Non è un'imposta sui redditi in senso tecnico per cui la somma non pagata non può rientrare nel profitto dell'illecito sequestrabile

di Marina Crisafi - L'evasione dell'Irap non è reato perché non è un'imposta sui redditi in senso tecnico, per cui l'importo del tributo non pagato non rientra nel profitto dell'illecito sequestrabile. Lo ha affermato la Cassazione, con la sentenza n. 12810/2016, depositata ieri (qui sotto allegata), annullando il sequestro preventivo nei confronti di un imprenditore che non aveva presentato la dichiarazione dei redditi per un importo totale di evasione pari a quasi 700mila euro.

A fronte del debito è scattato il sequestro con ordinanza del tribunale della libertà di Pescara che l'uomo ha impugnato innanzi al Palazzaccio sostenendo che dalla somma complessiva andavano decurtati i 60mila euro dell'Irap.

Per gli Ermellini l'uomo ha ragione.

"Il sequestro e la confisca per equivalente non possono avere ad oggetto beni per un valore eccedente il profitto del reato - hanno affermato, infatti - nel senso cioè che il valore delle cose sequestrate deve essere adeguato e proporzionale all'importo del credito garantito".

Ha sbagliato, quindi, il tribunale a tenere conto per la quantificazione del profitto del reato ex art. 5 del d.p.r. n. 74/2000 anche del mancato pagamento dell'Irap (relativamente ai redditi degli anni 2010/2012), giacché "la legge non conferisce rilevanza penale all'eventuale evasione dell'imposta regionale sulle attività produttive" in quanto non rappresenta "un'imposta sui redditi in senso tecnico" e le dichiarazioni costituenti l'oggetto materiale del reato de quo, "sono solamente le dichiarazioni dei redditi e le dichiarazioni annuali Iva".

Una conferma in tal senso, proseguono da piazza Cavour, si trae anche dalla circolare del Ministero dette finanze n. 154/E del 4 agosto 2000, che motiva l'esclusione della dichiarazione Irap "con la natura reale di siffatta imposta, che perciò considera non incidente sul reddito".

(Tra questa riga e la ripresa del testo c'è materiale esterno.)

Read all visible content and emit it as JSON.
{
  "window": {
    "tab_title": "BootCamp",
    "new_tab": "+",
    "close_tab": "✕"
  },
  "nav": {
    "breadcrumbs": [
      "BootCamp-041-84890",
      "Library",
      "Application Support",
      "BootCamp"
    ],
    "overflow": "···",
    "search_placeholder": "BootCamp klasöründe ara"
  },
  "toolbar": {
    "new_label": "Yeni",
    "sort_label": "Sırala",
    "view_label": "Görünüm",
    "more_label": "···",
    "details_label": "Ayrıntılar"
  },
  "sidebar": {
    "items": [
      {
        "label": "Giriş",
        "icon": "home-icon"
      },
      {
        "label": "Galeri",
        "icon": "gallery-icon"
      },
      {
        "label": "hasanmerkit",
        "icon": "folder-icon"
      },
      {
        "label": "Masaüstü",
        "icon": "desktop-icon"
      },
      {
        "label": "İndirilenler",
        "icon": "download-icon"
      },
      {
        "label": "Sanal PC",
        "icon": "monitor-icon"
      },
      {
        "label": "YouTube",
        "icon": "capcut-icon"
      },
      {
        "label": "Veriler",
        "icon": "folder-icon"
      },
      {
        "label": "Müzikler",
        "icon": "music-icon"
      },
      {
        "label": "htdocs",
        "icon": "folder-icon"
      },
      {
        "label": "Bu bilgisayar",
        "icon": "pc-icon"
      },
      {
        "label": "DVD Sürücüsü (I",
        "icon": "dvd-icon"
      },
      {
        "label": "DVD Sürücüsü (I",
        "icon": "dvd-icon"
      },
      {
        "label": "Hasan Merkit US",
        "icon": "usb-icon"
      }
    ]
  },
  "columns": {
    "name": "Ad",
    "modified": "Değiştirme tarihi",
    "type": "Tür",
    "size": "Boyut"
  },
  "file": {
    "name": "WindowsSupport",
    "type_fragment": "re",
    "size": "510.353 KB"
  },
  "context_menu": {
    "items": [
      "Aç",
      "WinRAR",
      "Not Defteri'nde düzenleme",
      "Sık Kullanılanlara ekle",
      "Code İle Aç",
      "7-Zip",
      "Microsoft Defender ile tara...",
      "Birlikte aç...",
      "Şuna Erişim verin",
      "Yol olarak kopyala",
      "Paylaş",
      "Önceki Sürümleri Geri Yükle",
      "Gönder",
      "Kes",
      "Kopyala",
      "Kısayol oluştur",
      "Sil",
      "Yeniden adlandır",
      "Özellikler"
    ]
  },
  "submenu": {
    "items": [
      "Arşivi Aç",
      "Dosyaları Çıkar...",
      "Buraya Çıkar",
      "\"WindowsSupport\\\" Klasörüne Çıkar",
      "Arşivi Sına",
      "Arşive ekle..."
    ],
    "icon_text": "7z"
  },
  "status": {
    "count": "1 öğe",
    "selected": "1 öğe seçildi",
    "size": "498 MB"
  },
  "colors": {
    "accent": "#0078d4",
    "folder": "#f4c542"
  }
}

L'ipotizzato reato di cui all'art. 5 del d.lgs. n. 74/2000 - ha spiegato la S.C. - "tutela il bene giuridico patrimoniale della percezione del tributo ed è alla mancata percezione d'imposta (sui redditi e dell'Iva), derivante dall'omessa presentazione di 'una delle dichiarazioni relative a dette imposte' che deve farsi riferimento per l'individuazione del 'profitto' del reato, quando sia stata superata la soglia di punibilità prevista dalla fattispecie incriminatrice".

Da qui l'annullamento dell'ordinanza limitatamente all'importo dell'imposta e la rideterminazione del profitto confiscabile "depurato" dallo stesso con la conseguente restituzione di quanto sequestrato in più all'imprenditore.